Zoom out and broaden the scope of your vision instead of making it finite or specific.

Strategic

Be strategic in selecting the ideas that feel the most relevant – your vision statement should focus on objectives that relate to your business’s mission and purpose.

A vision statement will adapt and change as your business achieves goals, grows, expands its offerings, and updates its mission. Once a year, review your vision statement to make sure it still accurately describes your business’s vision.

18. Offer Customer Support via Social Media

Social media is a customer support channel that is becoming increasingly popular in eCommerce.

1 in 3 social media users would rather use social media customer service than telephone or email customer service.

Social media has become key to multichannel initiatives because it provides a convenient way for customers to engage with eCommerce stores. 

Social channels provide a valuable source of information and insight that your business can use to personalize your online customer experience.

19. Regularly Evaluate Your Products and Services

It’s important to regularly evaluate your eCommerce products and customer service to make sure to keep offering a personalized experience. By understanding your customers’ needs and wants, you can make sure that you meet their expectations. 

Consistently review your customers’ preferences and seek feedback from every available source. Use the insights you gain to develop more customized customer interactions.

By taking the time to evaluate your eCommerce products and customer service, you can ensure that your customers have a more positive and personalized shopping experience.

20. Use AI for Real-Time Personalization

Real-time eCommerce personalization is now possible thanks to advances in artificial intelligence (AI).

AI can help recommend products that a customer might be interested in, using AI-based algorithms that heavily rely on real-time behavioral data of the user, providing them with hyper-personalized experiences.

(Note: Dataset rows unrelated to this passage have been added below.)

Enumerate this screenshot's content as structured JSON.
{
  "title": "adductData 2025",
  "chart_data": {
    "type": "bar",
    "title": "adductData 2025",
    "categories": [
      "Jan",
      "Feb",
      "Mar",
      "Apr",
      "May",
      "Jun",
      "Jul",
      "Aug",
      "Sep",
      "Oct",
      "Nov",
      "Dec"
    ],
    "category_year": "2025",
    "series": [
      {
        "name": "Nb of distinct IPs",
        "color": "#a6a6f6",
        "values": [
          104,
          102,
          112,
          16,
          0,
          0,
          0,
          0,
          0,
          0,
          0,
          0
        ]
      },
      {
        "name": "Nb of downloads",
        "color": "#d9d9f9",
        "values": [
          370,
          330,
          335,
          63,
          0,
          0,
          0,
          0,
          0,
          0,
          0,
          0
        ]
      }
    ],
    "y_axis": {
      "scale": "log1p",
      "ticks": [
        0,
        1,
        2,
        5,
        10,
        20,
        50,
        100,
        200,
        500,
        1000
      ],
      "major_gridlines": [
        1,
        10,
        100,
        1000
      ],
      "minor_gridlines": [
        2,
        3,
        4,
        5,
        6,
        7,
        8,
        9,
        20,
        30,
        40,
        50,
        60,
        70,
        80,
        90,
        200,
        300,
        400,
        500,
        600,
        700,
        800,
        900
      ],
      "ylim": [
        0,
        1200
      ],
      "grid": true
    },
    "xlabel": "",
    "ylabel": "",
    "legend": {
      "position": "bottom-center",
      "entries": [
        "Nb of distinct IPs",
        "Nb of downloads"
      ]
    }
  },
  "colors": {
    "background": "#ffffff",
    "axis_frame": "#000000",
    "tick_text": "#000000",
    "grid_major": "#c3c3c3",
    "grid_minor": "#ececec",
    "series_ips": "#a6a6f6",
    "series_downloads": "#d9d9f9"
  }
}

In addition, AI can be used to provide customer support, by answering questions or resolving issues. As AI technology continues to advance, more and more businesses will use AI to create personalized customer shopping experiences.

By using AI for real-time eCommerce personalization, you can provide your customers with a better overall experience, which can lead to increased customer loyalty and higher sales.

21. Close the Personalization Loop with Returns

Provide a personalized online return process to create an overall positive customer experience.

Use data from your returns process to improve the customer experience. Look at which products are being returned and why, and then use those insights to improve the customer experience even more.

For example, if you notice that certain products are being returned frequently for the same reason, you can take steps to address the issue.

Give customers a choice in how they return or exchange products, and make the returns process as easy as possible. Use an automated return management system to provide a personalized return experience.

Personalizing Your Customer Experience Goes a Long Way

From the initial look through your site to the final checkout, an excellent customer experience must include personalized content that appeals to your customers’ wants and needs in order for them to be satisfied and come back and buy from you again.

Digital technology has paved the way for eCommerce businesses like yours to go the extra mile to make every customer feel special by implementing personalization.

Pick one element to personalize and get started on improving your eCommerce shopping experience and creating a competitive advantage.